Par ailleurs, Pilhan avait cette phrase géniale : « Le réel est dans l’écran ». Il explique que lorsqu'on demandait aux gens « racontez-nous ce que vous vivez dans votre quotidien », ils commençaient toujours par évoquer les grandes séquences qu'ils avaient vues à la télé avant d'en venir à leur propre vie, comme s’il y avait un premier plan télé et un arrière-plan personnel. Dans les années 80-90, le medium télé était tellement puissant que la mémoire de l'opinion publique correspondait à la mémoire audiovisuelle.

Quid d'aujourd'hui ? La phrase « le réel est dans l'écran» reste vraie à condition qu'on l’élargisse à tous les écrans disponibles, plus simplement le poste de télévision, mais aussi les écrans des smartphones. La tendance dominante des analyses consiste à dire qu’au fond, la télé est morte. Toutes les études montrent qu'il y a effectivement une baisse structurelle du temps d'écoute et du temps passé devant la télévision. Par exemple, Jérôme Fourquet dans son Archipel Français, justifie l’idée d’une fragmentation de la société française par la perte d’influence des mass media. TF1 est passé en 1988 de 45 % de part de marché à aujourd'hui moins de 20 % aujourd’hui. Lorsqu’on a deux chaînes de télévisions auxquelles sont accolées la quasi-totalité de la population, on forge du commun. C’est moins le cas lorsqu’il y a un éclatement de l’offre, expliquait Jérôme Fourquet.

La Fièvre fait entendre une musique tout à fait différente : la télé bouge encore ! La série montre que les pratiques de déstabilisation passent par les réseaux sociaux : c’est Marie Kinsky qui, pour fabriquer l’opinion dans son sens, recours à ce qu'on appelle l'astroturfing, en utilisant une ferme de trolls, des bots pour donner l'illusion d'un matraquage majoritaire sur les réseaux sociaux.
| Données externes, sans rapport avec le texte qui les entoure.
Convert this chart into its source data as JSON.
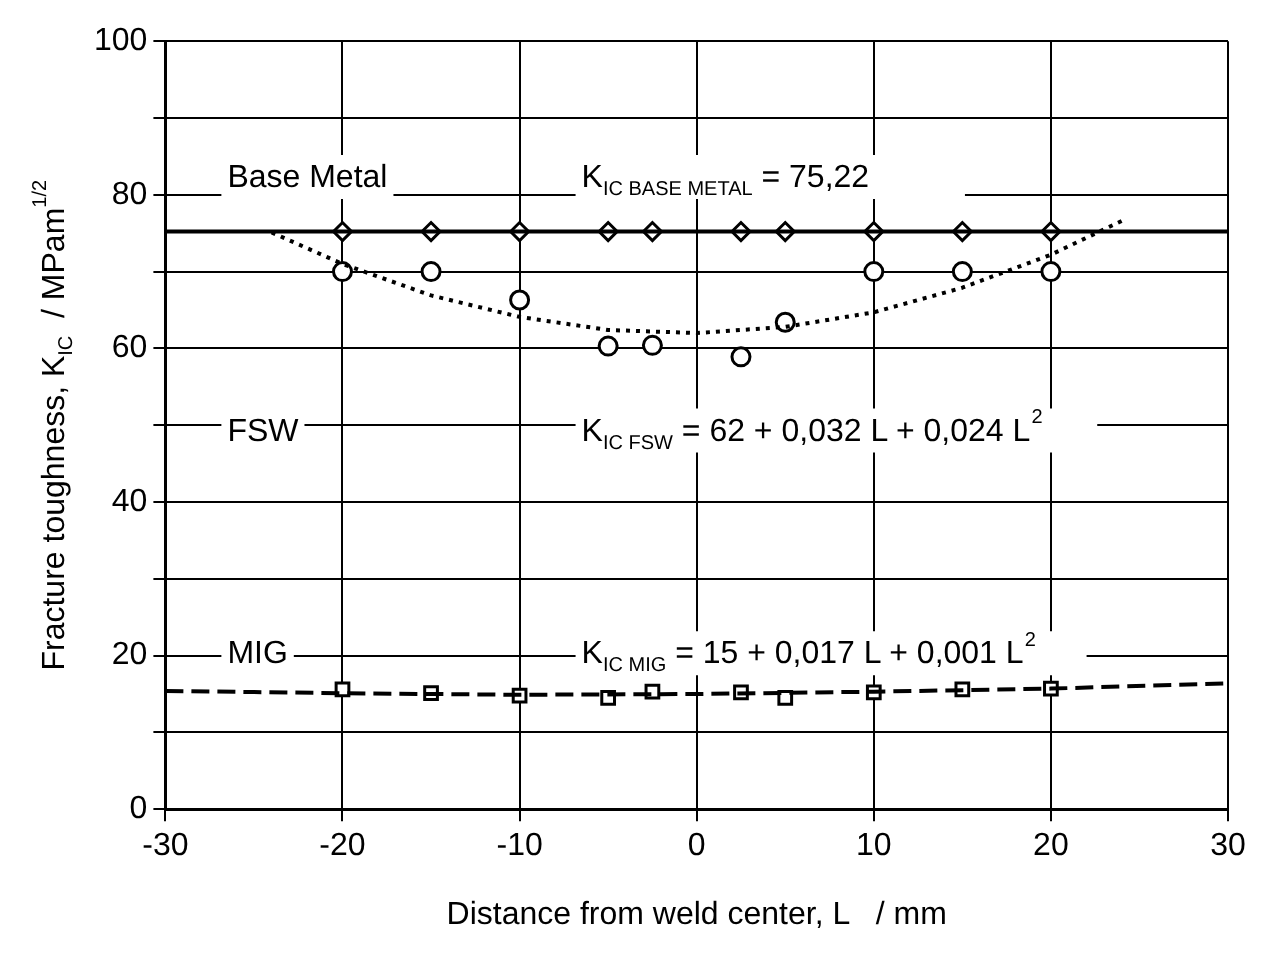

En revanche, pour répliquer à ces pratiques de déstabilisation, Sam Berger comprend qu'il ne faut pas utiliser les mêmes armes. Structurellement, explique-t-elle, le médium réseau sociaux est un outil de polarisation. Par conséquent, pour répondre, elle va préférer un autre canal : la télévision. Dans la série, la télé est vue comme un régulateur de passion, un médium qui apaise, qui crée du consensus, qui fédère autour d'émotions positives. L'une des réponses de la communicante, c’est d’organiser un concert de charité retransmis à la télé, où et l'entraîneur et le joueur se réconcilient autour d'une chanson, celle de Bécaud, « Je reviens te chercher ». Bien sûr, c'est guimauve, mais ce kitsch fédère.

Qui est-ce qui aujourd’hui pourrait être l’héritier de Jacques Pilhan ?

Biographiquement, Jacques Pilhan est quelqu'un de fascinant - ce que je veux dire, c'est que ce n'est pas un technocrate de la com, il n’a pas fait Sciences Po, n’est pas passé en cabinet ministériel. C'est un type qui, jusqu'à l'âge de 37 ans, était serveur dans une brasserie près de la Porte Maillot, qui jouait au poker, fréquentait des malfrats. C’est un marginal, qui s’est construit tout seul une grande culture intellectuelle et littéraire. Grand connaisseur de Guy Debord, il a découvert, fasciné, la psychanalyse. Et c'est un peu par hasard que l'un de ses proches lui a proposé de rencontrer Jacques Séguéla. C’est comme cela qu’il est rentré chez RSCG et est devenu le stratège de la «Force tranquille» et de la campagne de Mitterrand.

Aujourd’hui, ce genre de parcours est rarissime. Plus aucun communicant ne baigne dans la culture de la marginalité et de la créativité, à la manière d’un Jean-Luc Aubert, peintre, psychologue, qui a traîné ses guêtres dans les milieux d'avant-garde artistiques et littéraires. De ce strict point de vue biographique et intellectuel, je ne vois aucun Jacques Pilhan aujourd’hui.

Deuxième élément qui serait très difficile à mettre en place aujourd'hui : le modèle même de Temps public, l’agence de Jacques Pilhan. Pendant les deux septennats Mitterrand, il a créé une structure externe, en toute confidentialité, en étant rémunéré … directement par François Mitterrand lui-même ! Aujourd'hui juridiquement, ce serait bien sûr impossible : Emmanuel Macron ne peut pas payer un communicant de sa poche. De même, on ne peut plus commander des « quali » en toute opacité - l’affaire Buisson sous Sarkozy a bien montré qu’aujourd’hui, les choses étaient beaucoup plus cadrées juridiquement, pour éviter les abus de pouvoir.